Je ne pensais pas qu’un jour je serais content de revoir des sinus et des cosinus. Et pourtant, c’est exactement ce qui s’est passé quand j’ai commencé à écrire mes premiers shaders GLSL. Ces fonctions trigonométriques qu’on apprenait au lycée sans trop savoir à quoi elles serviraient “dans la vraie vie”. Elles sont partout dans le développement créatif. Oscillations, déformations, animations périodiques : la trigo, c’est la base.

Cet article, c’est un retour d’expérience. Je ne suis pas un expert en shaders. C’est mon premier projet en autonomie après m’être formé aux bases du GLSL via Three.js Journey, la doc officielle et beaucoup d’exemples sur Awwwards et Codrops. Mon approche : je me forme, puis je lance un truc pour tester ce que je viens d’apprendre.
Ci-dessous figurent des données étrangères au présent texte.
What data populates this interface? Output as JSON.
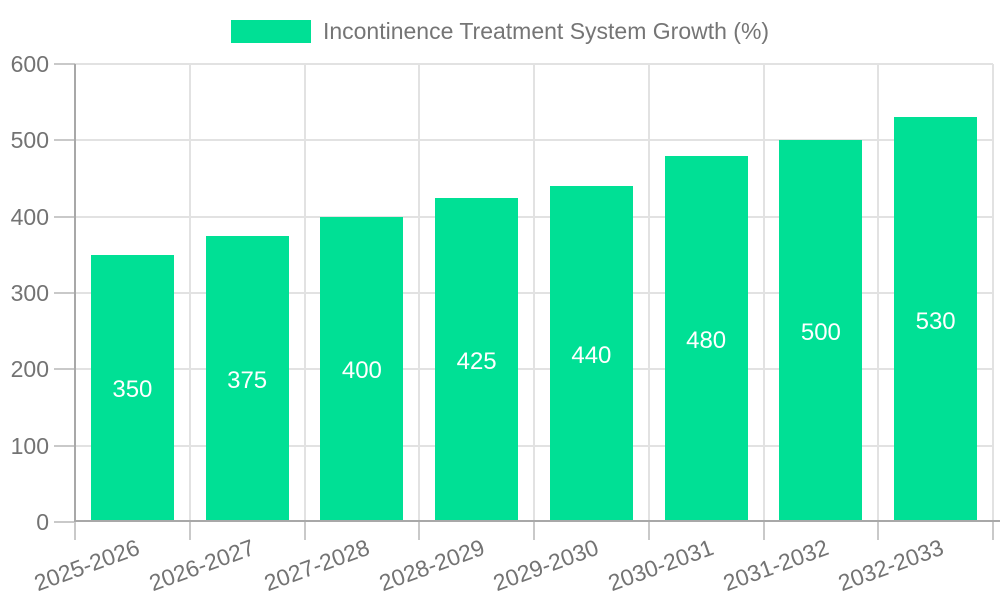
{
  "chart_data": {
    "type": "bar",
    "title": "Incontinence Treatment System Growth (%)",
    "legend": {
      "label": "Incontinence Treatment System Growth (%)",
      "position": "top"
    },
    "categories": [
      "2025-2026",
      "2026-2027",
      "2027-2028",
      "2028-2029",
      "2029-2030",
      "2030-2031",
      "2031-2032",
      "2032-2033"
    ],
    "series": [
      {
        "name": "Incontinence Treatment System Growth (%)",
        "values": [
          350,
          375,
          400,
          425,
          440,
          480,
          500,
          530
        ]
      }
    ],
    "value_labels": [
      "350",
      "375",
      "400",
      "425",
      "440",
      "480",
      "500",
      "530"
    ],
    "value_label_position": "inside-center",
    "xlabel": "",
    "ylabel": "",
    "ylim": [
      0,
      600
    ],
    "yticks": [
      0,
      100,
      200,
      300,
      400,
      500,
      600
    ],
    "grid": true,
    "x_tick_rotation_deg": -20,
    "colors": {
      "bar": "#00E095",
      "value_label": "#ffffff",
      "grid_line": "#e2e2e2",
      "axis_line": "#a8a8a8",
      "tick_mark": "#c9c9c9",
      "axis_label": "#737373",
      "legend_text": "#757575",
      "background": "#ffffff"
    }
  }
}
Pas besoin d’un brief client ou d’un projet ambitieux. Juste une idée, une commande npm create, et c’est parti.

Le résultat, c’est un carousel infini d’images en 3D, où chaque image réagit au scroll et à la souris grâce aux shaders. Voilà ce que ça donne :

Carousel 3D avec aberration chromatique : trois images animées disposées en arc de cercle avec un effet de séparation des canaux RGB au survol

Le rendu final du carousel avec l’effet d’aberration chromatique

Le setup : un boilerplate Three.js maison

Avant de toucher aux shaders, il faut une base solide. J’ai construit mon propre boilerplate Three.js natif : une architecture modulaire avec gestion de la scène, caméra, renderer, ressources, boucle de rendu et outils de debug. Ça me permet de me concentrer directement sur le concret sans reconfigurer tout à chaque projet. Je ferai un article dédié là-dessus, mais en gros : une classe Experience en singleton orchestre tout, et chaque composant (caméra, monde, carousel) est autonome.

Pour les shaders spécifiquement, j’utilise vite-plugin-glsl qui permet d’importer les fichiers .glsl directement dans le TypeScript. Ça évite d’écrire du GLSL dans des template literals et ça donne le syntax highlighting dans l’IDE.

Le vertex shader : déformer la géométrie

Le vertex shader, c’est le premier programme qui s’exécute dans le pipeline graphique. Il traite chaque vertex (sommet) de la géométrie et détermine sa position finale à l’écran via gl_Position.

Dans mon cas, les images du carousel sont des PlaneGeometry avec une subdivision de 32×32, soit plus de 1000 vertices par image. Assez pour que les déformations soient fluides.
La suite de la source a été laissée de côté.